I wanted to know how to speed up the execution by putting the code in RAM.

fhu.11 · ‎2021-09-24

I learned from section 2.5.7.2 of the STM32CubeIDE user manual that it can be done by modifying the .ld flie and .s file and using __attribute__((section(".RAM_Code"))) declaration functions.

But i still confuse in modifying the .s file. I wonder how to add these code into the .s file

KnarfB · ‎2021-09-26

As @S.Ma pointed out: G4 is quite good in hiding flash latencies. Check RM0440 Reference manual stating "Based on CoreMark benchmark, the performance achieved thanks to the ART accelerator is equivalent to 0 wait state program execution from Flash memory at a CPU frequency up to 170 MHz."

Check the generated assembly code and try to optimzie it by compiler options, using restrict pointers etc..

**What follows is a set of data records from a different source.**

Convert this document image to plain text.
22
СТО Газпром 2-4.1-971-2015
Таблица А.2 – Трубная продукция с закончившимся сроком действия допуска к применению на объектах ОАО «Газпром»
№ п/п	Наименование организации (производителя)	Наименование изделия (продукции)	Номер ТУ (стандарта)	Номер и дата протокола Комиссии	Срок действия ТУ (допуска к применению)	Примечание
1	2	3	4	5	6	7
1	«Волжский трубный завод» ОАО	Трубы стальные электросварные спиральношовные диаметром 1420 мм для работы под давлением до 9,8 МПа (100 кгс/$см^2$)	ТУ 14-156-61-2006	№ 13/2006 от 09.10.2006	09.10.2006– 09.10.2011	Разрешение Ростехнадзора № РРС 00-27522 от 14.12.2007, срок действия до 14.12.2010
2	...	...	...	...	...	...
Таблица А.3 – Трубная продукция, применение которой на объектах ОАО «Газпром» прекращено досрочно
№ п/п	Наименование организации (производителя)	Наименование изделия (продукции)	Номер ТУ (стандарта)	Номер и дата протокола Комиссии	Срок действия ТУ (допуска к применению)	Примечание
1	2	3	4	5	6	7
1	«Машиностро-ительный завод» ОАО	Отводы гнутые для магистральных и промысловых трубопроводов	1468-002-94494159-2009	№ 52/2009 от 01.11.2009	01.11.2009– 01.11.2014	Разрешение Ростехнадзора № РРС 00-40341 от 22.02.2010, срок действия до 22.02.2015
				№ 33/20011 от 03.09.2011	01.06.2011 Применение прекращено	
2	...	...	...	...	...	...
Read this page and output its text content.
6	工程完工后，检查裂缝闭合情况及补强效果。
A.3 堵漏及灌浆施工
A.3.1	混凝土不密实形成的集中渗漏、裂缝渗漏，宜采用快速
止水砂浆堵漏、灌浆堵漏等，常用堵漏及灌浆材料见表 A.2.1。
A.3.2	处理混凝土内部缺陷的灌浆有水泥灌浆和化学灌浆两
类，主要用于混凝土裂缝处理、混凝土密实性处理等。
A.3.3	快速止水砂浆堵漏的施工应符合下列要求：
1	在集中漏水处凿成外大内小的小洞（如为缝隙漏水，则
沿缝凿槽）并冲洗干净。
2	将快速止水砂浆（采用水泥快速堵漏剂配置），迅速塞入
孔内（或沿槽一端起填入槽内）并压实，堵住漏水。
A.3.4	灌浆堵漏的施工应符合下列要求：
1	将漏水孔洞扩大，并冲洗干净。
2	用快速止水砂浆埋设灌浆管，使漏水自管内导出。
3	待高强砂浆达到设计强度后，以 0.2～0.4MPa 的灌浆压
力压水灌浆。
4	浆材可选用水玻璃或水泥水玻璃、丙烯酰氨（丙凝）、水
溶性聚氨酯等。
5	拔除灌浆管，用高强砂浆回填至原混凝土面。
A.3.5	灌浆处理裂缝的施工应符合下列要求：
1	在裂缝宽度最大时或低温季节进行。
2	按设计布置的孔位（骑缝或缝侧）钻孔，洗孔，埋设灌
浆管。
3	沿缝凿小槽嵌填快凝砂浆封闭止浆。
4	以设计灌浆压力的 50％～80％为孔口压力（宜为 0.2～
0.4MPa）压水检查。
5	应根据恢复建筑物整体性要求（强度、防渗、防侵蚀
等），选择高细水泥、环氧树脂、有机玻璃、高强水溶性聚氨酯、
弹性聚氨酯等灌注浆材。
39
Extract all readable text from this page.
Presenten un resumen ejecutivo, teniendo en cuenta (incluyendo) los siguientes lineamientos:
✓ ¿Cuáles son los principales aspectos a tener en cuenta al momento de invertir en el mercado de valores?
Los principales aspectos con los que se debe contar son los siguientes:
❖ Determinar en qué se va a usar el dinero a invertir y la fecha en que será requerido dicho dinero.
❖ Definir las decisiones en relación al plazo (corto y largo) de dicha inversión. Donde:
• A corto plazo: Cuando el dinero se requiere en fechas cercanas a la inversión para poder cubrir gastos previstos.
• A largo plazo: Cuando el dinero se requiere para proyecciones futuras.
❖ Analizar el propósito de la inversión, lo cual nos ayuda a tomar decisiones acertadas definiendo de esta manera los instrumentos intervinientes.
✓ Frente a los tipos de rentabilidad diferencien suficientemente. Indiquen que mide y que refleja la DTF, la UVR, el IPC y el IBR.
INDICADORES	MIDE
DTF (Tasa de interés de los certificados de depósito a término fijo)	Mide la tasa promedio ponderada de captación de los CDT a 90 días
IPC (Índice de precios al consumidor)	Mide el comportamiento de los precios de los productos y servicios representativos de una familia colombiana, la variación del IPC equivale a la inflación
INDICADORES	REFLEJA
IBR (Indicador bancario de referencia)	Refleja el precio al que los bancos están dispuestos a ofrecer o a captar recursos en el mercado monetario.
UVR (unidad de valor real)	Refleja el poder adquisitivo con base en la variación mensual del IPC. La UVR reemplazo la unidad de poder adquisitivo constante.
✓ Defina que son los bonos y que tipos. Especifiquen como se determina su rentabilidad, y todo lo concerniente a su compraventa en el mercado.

View solution in original post

KnarfB · ‎2021-09-26

The .s file in question is the startup*.s file under Startup. It should already contain the the first two lines and the last 5 lines (starting with the comment "Copy the data ...") of the code snippet you have posted. Those last lines deal with copying initialized data from Flash to RAM (like string constants in your code). The code before it (starting with the comment "Copy the ram code ...") does the same for your attributed function's code. So you have to insert all lines starting with "Copy the ram code ..." and ending before "Copy the data ..." from the snippet right before the "Copy the data ..." in your startup*.s file.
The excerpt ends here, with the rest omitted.